Southeast Asia is no exception.

Increasingly, workers from Cambodia and Myanmar look toward Thailand for economic opportunities their own homelands are currently unable to offer.

And, according to Finnwatch, not only are Thailand’s migrant workers susceptible to discrimination, but they can be coerced into paying high recruitment fees on the way from their home country to secure a job. This means migrants seeking legal employment might find themselves deeply indebted before the work begins – buried in debt that often takes years to repay.

Thai Union is actively working to combat these exploitative practices.

The company – which has a workforce in Thailand composed of workers primarily from Thailand, Myanmar and Cambodia, recruited through formal channels engaging licensed recruitment agents in Cambodia and Myanmar – is focused on reducing the potential for abuse and extortion by agents and brokers in the recruitment of these workers.

Debt bondage resulting from recruitment has no place in Thai Union’s workplaces. So, in 2016, Thai Union eliminated recruitment fees for all workers in its factories and processing plants, effective for all future recruitment of workers both from within Thailand and overseas.

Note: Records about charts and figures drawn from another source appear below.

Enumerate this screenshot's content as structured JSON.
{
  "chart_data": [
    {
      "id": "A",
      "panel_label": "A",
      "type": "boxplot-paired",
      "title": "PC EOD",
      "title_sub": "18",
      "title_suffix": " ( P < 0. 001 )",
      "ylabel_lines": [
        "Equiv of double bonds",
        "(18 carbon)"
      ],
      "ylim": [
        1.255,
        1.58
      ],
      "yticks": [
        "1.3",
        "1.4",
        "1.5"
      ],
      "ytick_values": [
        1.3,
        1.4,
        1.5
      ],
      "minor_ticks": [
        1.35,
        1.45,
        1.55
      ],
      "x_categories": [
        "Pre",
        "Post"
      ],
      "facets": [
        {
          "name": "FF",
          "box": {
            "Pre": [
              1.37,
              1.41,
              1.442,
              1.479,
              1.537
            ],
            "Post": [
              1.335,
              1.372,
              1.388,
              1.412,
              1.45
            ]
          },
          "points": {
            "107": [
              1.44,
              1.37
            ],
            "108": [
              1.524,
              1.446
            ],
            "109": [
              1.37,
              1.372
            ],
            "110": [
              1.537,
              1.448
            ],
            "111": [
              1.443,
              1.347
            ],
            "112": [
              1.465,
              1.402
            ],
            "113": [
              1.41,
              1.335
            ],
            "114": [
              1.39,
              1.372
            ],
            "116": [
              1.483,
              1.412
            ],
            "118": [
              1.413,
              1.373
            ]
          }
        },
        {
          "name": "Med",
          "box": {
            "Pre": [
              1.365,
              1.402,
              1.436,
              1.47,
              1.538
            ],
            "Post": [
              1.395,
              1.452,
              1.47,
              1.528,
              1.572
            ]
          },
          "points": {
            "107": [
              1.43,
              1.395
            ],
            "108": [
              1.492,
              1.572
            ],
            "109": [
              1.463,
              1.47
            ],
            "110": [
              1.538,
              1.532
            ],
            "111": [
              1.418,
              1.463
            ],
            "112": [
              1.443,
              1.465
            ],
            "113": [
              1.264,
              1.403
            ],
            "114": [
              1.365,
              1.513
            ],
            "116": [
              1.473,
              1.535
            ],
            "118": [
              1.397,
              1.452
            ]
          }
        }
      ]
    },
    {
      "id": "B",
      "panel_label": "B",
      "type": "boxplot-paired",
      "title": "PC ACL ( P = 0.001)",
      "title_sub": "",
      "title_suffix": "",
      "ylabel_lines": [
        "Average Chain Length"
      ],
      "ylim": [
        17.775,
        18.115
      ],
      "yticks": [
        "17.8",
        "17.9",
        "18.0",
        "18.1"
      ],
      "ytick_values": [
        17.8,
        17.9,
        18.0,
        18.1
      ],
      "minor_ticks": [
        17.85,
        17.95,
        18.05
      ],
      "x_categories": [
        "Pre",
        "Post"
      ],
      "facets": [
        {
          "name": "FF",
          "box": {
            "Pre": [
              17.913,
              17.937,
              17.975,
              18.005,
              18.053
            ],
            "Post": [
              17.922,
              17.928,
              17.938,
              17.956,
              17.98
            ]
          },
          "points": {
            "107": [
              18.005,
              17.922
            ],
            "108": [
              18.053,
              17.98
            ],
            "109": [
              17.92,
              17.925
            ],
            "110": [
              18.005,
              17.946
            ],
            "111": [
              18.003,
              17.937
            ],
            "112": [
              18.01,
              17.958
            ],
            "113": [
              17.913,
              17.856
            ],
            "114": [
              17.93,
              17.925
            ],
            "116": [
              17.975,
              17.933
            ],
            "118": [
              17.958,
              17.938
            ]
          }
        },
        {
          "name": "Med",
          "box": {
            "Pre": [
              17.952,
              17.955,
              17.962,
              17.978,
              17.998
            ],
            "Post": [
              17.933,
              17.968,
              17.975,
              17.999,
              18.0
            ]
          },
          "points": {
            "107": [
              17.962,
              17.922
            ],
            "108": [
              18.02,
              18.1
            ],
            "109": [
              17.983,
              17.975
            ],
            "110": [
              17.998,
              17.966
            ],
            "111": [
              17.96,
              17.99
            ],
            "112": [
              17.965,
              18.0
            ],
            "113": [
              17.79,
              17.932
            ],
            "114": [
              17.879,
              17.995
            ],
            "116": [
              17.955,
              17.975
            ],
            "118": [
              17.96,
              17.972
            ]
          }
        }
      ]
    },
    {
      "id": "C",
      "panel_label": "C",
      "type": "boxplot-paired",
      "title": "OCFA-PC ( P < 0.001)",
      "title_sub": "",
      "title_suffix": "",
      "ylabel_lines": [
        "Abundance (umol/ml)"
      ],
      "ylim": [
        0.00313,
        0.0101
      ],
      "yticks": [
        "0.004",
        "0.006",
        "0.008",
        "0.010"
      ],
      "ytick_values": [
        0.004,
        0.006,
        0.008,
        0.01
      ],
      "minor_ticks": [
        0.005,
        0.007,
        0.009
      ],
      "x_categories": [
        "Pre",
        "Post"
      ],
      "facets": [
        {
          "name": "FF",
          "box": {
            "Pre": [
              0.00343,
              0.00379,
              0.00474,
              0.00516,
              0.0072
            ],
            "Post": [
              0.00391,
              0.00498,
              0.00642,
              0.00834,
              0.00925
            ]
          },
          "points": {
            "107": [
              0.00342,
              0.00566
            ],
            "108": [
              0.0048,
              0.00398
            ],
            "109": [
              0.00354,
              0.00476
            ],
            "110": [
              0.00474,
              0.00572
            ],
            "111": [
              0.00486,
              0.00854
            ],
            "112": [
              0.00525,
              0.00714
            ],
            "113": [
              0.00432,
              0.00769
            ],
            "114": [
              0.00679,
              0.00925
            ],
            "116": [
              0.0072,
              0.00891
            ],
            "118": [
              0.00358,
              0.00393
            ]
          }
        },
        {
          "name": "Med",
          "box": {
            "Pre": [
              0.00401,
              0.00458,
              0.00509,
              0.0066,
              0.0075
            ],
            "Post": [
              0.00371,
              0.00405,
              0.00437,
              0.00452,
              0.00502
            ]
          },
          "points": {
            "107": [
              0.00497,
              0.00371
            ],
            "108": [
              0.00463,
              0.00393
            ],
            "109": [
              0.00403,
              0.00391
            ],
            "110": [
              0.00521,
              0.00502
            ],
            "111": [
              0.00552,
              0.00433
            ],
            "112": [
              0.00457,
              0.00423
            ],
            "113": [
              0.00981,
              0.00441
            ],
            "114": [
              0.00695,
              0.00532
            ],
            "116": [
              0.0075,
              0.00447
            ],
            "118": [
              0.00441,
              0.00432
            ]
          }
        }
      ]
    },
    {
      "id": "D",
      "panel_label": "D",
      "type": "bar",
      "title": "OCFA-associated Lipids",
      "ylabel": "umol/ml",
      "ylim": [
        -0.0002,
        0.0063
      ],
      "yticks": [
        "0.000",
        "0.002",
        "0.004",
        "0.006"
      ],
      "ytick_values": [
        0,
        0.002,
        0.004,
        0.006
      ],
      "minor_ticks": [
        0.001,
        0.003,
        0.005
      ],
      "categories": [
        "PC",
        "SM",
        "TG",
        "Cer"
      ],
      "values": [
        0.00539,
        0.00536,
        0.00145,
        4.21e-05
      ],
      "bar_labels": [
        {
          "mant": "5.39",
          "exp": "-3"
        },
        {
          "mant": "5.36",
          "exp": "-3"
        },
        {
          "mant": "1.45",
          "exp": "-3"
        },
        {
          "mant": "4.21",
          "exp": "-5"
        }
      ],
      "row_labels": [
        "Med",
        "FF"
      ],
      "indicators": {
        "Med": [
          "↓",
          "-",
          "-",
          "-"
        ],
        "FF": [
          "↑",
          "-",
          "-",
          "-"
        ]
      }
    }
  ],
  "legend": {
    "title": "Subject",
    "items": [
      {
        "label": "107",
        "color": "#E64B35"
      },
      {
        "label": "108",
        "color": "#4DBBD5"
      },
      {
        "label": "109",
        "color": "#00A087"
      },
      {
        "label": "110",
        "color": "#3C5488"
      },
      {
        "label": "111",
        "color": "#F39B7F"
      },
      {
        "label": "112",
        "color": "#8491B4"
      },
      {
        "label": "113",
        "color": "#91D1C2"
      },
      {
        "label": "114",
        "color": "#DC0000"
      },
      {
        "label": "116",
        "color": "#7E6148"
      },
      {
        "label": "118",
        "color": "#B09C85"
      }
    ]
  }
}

Additionally, from 2015, Thai Union rolled out its revised Business Ethics and Labor Code of Conduct. It covers the recruitment and treatment of workers, stipulating protocols on employee welfare, benefits, wages, age, the right to freedom of association, the right to collective bargaining, and non-negotiable frameworks for health and safety. The code, which all suppliers must sign and adhere to, sets a baseline for expected behavior across Thai Union’s supply chain.

The elimination of recruitment fees follows Thai Union’s continued development of an ethical migrant worker recruitment policy, which was welcomed by MWRN, whose mapping of all Thai Union’s factories and processing plants during 2016 highlighted challenges in recruitment as requiring an urgent response. Thai Union also works with the Issara Institute and provided a case study for their Slavery Free Recruitment Systems issue brief.

It is important for the industry and its stakeholders to work closely together throughout the recruitment process, and impress upon agents and brokers that verifiable ethical behavior is imperative and necessary to conducting business now and in the future.

By committing significant resources and time to dealing directly and building stronger relationships with recruitment agents and NGOs in Myanmar, and now Cambodia, Thai Union has been able to map out recruitment processes more effectively, with the Migrant Workers Rights Network (MWRN) providing oversight and supervision, thereby reducing costs and complexities.

These initiatives are the result of a shared commitment to improving working conditions for all Thai Union staff. The company has led the way in adopting stringent policies and rules within the Thai seafood industry to show everyone that change is possible. But it is essential to have partners who can help Thai

Moving forward, one of the key platforms in developing a truly sustainable future is the need for all employees to have access to safe and freely-chosen employment. The journey isn’t easy – we need to help create a new business model for agencies recruiting workers for overseas jobs.

Though there is always more that can be achieved, Thai Union will continue to do its part to stamp out problems, as well as enforce its Business Ethics and Labor Code of Conduct, ethical migrant worker program and zero-recruitment fee policy. Suppliers that fail to work to meet these standards will be unable to remain a supplier to Thai Union.

But it is paramount other leaders, both from the seafood industry as well as other industries, along with governments, NGOs, and all stakeholders, collaborate to put an end to abuses of workers in pursuit of legal employment. As long as unethical agents and brokers find willing partners in unscrupulous businesses, workers will continue to be exposed to abusive and exploitative practices in their search for legal employment and better lives.